Les premières pièces recensées datent de l’époque gallo-romaine. Elles ont été retrouvées dans le quartier de Locmaria, en bordure de l’Odet. Une fabrication d’objets usuels s’est perpétuée jusqu’au XVIIIe siècle qui voit l’arrivée à Quimper de Jean-Baptiste Bousquet qui va être à la source du développement de la faience à Quimper.

Son fils, Pierre Bousquet s’installe comme maître faïencier en 1708 et va donner un essor important à cette activité artisanale par la production de pièces de grès destinées à l’usage quotidien et aux pratiques religieuses.

C’est le beau-fils de Pierre Bousquet, Pierre Belleveaux, qui apporte en 1731 le savoir-faire des poncifs, des couleurs et des émaux, ainsi que l’inestimable « décor à la touche », particularité à l’époque réservée aux faïences de Nevers.

Les peintres quimpérois mêlent ensuite à cette technique leur propre culture décorative celtique et bretonne. L’authentique faïence de Quimper, par ses décors et ses couleurs, est née.

On dénombrera alors plus de 500 ouvriers répartis en 3 manufactures. Les faïences de Quimper se vendent alors dans le monde entier et deviennent une référence en matière de décoration et d’arts de la table.

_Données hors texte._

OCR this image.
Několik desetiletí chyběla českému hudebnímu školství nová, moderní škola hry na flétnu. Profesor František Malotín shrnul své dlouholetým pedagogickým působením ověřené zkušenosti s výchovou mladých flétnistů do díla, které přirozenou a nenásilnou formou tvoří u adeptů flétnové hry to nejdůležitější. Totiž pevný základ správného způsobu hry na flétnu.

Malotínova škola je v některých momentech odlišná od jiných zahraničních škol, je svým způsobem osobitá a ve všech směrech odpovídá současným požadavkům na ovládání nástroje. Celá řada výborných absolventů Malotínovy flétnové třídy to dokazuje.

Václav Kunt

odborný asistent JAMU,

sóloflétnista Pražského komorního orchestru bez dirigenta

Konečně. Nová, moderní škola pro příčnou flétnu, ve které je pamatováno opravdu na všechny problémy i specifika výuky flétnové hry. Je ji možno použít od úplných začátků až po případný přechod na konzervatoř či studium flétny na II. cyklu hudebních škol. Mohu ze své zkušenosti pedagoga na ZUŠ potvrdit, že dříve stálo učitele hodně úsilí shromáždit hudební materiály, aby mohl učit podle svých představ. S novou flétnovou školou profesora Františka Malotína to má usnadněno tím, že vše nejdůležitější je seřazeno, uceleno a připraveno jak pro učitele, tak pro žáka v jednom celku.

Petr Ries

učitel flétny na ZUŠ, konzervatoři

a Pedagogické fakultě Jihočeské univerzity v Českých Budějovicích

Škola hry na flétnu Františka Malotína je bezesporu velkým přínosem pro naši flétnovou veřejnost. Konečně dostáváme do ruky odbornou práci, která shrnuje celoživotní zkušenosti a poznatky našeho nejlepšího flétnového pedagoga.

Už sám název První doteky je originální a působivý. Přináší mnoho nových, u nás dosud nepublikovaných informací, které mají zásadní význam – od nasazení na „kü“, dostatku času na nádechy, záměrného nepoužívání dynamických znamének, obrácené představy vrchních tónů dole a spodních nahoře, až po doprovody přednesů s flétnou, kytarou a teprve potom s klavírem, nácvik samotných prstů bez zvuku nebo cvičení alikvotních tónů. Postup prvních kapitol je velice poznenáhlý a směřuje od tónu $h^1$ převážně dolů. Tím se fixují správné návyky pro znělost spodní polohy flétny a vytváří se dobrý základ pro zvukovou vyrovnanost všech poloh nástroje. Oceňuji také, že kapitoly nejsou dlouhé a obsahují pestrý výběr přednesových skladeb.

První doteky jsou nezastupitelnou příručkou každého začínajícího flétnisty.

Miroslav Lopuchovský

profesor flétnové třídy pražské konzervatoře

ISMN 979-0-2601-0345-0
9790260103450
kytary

Les décors et les formes ont beaucoup évolué durant ces trois siècles d’histoire : d’animaux emblématiques (le coq), de pièces religieuses et du fameux petit breton, la faïence intègre dans ses décors les grands courants artistiques du XXe siècle.

La Faïencerie d’Art Breton, créée par de grandes familles faïencières quimpéroises en 1994, lui insuffle un souffle de renouveau et de créativité en s’associant avec de grands artistes contemporains : Enrique Marin, Jean Lemonier, Lapicque, Paul Moal, etc. Cette production riche et moderne correspond à un renouvellement de formes et de couleurs que connaît la faience de Quimper en ce début de XXIe siècle.